Racisme

‘Homo sapiens, ofwel ‘de mens’ is een wezen dat door onszelf, door de mens, uitzonderlijke kenmerken en eigenschappen wordt toegedicht. Het begrip mens is een vrij willekeurige manier om het onderscheid te duiden tussen ‘ons’ de mens en al het andere. Hoewel alles aan dezelfde wetmatigheid voldoet, is ‘alles dat is’ onderscheidend van elkaar. Elk individu, elke plant, elk organisme, is anders dan alle andere of anders dan al het andere.

Deze verscheidenheid, deze verschillen, zijn van cruciaal belang waar het gaat om voorbestaan. Zouden we allemaal hetzelfde zijn dan zouden we niet beschikken over de verscheidenheid aan vaardigheden en competenties, nodig voor het voortbestaan van de groep/de soort. We zouden lijden aan incestueuze soortenarmoede. Dan zouden we voor het eind van volgende eeuw zijn uitgestorven.

We kunnen op grond van deze verschillen indelingen maken. Indelingen op basis van herkomst/stad/streek, op basis van genoten onderwijs, intelligentie of bekwaamheid. Op basis van uiterlijk of sportieve prestaties. Of op basis van voorkeur voor een voetbalclub of muzieksoort. Verschillen die niet persé voortkomen uit genetische aanpassingen.

We kunnen ook indelingen maken op basis van huidskleur, vorm van gezicht of ogen, of lichaamsbouw. De voor huidskleur meest gebruikte 6 typeringen zijn gebaseerd op de sterkte van pigmentering. Dit is genetisch bepaald. De sterkte van de pigmentering heeft zich in de geschiedenis aangepast aan de mate van ultraviolette straling in het gebied waarin gedurende vele duizenden jaren gewoond werd. Deze genetisch doorgegeven verschillen veranderen niet snel als de leefomgeving anders wordt. Het blijft een verschil dat gebaseerd is op pigmentering en zegt niets over andere onderscheidende eigenschappen. Hoewel de leefomgeving die de pigmenteringseigenschappen genetisch heeft bepaald ook andere onderscheidende eigenschappen in het genetisch materiaal kan hebben verankerd.

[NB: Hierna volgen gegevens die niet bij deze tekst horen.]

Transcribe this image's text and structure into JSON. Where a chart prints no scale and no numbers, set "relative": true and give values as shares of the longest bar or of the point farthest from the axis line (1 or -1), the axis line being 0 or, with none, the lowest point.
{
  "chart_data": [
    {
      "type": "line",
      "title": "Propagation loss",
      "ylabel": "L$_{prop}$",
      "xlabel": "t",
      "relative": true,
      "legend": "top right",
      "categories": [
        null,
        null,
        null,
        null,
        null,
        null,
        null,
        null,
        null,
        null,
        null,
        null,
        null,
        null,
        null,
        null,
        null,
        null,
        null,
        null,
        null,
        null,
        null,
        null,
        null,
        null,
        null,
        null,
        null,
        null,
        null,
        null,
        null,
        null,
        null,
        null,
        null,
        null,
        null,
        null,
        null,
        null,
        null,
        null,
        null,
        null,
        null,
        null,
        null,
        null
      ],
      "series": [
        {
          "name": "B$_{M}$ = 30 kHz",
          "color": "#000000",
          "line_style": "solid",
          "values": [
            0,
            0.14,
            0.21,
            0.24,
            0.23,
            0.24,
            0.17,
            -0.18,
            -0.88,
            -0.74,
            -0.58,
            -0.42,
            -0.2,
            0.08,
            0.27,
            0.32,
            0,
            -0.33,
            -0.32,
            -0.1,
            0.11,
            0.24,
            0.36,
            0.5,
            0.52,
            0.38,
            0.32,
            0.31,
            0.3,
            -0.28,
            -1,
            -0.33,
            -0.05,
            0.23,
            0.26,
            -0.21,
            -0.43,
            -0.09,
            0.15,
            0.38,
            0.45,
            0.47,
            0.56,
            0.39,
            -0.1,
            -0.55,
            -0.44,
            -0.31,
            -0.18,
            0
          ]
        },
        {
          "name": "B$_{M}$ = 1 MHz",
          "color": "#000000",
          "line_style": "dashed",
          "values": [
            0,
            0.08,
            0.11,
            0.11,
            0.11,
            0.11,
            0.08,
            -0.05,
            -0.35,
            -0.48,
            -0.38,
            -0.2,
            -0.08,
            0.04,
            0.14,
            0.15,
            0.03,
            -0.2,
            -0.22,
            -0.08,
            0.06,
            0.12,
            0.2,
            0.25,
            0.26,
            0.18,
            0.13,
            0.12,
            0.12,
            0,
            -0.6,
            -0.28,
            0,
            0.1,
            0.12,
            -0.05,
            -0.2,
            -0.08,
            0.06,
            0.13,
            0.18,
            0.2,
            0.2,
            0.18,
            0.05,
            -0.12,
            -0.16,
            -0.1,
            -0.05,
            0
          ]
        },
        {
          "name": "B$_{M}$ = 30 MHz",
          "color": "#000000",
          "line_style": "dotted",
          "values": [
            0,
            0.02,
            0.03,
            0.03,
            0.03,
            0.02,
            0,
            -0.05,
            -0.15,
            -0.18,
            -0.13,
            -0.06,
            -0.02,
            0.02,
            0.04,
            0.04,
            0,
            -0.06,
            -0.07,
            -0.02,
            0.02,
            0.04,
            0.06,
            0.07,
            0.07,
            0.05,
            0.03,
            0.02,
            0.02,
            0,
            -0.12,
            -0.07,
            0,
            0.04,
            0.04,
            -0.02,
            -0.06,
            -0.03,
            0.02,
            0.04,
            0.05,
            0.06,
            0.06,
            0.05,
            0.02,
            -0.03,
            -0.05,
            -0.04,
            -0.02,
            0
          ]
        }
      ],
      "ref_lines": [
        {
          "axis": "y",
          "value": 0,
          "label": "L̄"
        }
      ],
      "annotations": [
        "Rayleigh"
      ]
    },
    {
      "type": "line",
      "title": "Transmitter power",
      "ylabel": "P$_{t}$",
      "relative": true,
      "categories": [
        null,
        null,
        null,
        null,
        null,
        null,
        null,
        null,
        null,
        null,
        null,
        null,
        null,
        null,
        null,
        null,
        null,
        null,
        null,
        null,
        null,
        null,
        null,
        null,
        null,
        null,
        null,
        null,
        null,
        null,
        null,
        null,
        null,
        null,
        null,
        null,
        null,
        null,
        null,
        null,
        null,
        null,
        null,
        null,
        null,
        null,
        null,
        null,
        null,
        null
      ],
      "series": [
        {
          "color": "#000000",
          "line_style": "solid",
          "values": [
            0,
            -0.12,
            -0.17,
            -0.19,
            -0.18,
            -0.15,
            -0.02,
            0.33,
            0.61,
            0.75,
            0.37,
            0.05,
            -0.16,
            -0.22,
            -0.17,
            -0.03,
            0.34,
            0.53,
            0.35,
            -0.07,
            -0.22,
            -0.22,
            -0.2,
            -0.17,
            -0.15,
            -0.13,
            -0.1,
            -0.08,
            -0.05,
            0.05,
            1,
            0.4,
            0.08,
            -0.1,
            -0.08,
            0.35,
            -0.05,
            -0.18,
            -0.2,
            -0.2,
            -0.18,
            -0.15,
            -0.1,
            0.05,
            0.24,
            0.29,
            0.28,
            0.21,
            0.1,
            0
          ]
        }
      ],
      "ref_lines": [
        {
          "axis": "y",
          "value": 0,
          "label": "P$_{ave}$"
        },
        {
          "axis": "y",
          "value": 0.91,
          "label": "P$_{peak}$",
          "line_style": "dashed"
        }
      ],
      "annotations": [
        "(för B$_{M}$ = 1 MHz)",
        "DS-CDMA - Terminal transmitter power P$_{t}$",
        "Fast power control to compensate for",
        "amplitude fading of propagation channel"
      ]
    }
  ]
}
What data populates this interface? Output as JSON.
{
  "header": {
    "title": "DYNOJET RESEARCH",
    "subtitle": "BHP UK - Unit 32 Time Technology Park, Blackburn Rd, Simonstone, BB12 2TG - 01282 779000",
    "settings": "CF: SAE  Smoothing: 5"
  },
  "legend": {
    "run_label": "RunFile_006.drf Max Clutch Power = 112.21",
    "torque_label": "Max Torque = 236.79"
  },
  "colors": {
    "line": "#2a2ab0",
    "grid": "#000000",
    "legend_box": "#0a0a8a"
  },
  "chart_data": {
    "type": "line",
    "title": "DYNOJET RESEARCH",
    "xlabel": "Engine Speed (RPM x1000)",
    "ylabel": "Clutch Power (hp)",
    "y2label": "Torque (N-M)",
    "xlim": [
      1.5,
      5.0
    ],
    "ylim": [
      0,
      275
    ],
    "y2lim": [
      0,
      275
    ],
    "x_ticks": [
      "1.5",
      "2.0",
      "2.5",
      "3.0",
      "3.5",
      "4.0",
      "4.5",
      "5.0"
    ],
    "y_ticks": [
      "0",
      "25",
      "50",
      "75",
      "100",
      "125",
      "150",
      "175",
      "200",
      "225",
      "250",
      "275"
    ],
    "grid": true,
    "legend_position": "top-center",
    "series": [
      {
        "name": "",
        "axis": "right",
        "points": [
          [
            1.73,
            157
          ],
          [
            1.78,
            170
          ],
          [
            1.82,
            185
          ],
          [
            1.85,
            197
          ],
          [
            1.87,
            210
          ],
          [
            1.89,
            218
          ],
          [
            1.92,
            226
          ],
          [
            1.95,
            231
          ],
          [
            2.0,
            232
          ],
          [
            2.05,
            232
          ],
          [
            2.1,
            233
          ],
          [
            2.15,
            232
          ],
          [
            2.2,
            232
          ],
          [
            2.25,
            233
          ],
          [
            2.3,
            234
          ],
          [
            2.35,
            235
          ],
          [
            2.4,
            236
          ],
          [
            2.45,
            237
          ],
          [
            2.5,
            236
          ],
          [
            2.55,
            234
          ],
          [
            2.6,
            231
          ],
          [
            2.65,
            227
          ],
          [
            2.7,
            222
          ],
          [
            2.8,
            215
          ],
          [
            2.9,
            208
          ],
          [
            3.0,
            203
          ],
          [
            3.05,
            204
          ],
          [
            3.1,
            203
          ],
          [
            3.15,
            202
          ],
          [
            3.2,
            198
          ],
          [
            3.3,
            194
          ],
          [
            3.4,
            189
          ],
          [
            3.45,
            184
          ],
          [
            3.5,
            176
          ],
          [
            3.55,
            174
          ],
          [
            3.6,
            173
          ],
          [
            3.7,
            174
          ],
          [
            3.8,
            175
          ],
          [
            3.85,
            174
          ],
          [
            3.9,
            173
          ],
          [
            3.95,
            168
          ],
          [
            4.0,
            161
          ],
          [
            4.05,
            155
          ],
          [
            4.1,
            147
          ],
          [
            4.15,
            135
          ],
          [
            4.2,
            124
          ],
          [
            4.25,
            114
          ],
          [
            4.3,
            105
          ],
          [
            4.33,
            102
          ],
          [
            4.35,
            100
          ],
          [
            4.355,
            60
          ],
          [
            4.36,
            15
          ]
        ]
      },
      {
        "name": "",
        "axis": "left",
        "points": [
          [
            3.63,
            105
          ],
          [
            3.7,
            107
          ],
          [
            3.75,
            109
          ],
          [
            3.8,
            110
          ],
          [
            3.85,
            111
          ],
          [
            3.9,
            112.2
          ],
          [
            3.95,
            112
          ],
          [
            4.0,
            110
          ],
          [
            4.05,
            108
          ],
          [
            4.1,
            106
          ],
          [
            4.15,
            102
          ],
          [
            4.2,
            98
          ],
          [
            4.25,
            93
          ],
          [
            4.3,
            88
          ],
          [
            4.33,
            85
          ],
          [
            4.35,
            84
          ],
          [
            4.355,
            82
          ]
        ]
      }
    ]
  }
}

Maar ook genetisch bepaald onderscheid zegt hooguit iets over de algemeenheid van eigenschappen van een groep en niets over een individu. Elk individu zal verschillen van alle anderen. Het zou nuttig zijn om juist die verscheidenheid te benadrukken en te waarderen.

Anderzijds is het ook nuttig om de gemeenschappelijke kenmerken van grotere clusters van organismen te beschrijven om inzicht te krijgen juist in datgene dat onderscheidend is.

Er zijn gradaties in de mate van onderscheid zodat we op basis van gelijksoortige kenmerken soort-onderscheidende termen gebruiken om een vereenvoudigde beschrijving van de verschillende soorten te kunnen geven. Zo zijn we op basis van een veralgemenisering van soortgelijke kenmerken gekomen tot de term mens. Als onderdeel van de grovere karakterisering zoogdier. En dat is weer een onderdeel van de karakterisering dier. Of verder van ‘Levende wezens’, van op de aarde voorkomende organismen.

Voor organismen kan je in algemene zin stellen dat als organismen op natuurlijke wijze nageslacht kunnen produceren, ze in hoge mate van waarschijnlijkheid tot dezelfde soort behoren. Alhoewel het begrip ‘soort’ wel een vrij willekeurige aanduiding van onderscheidenheid is.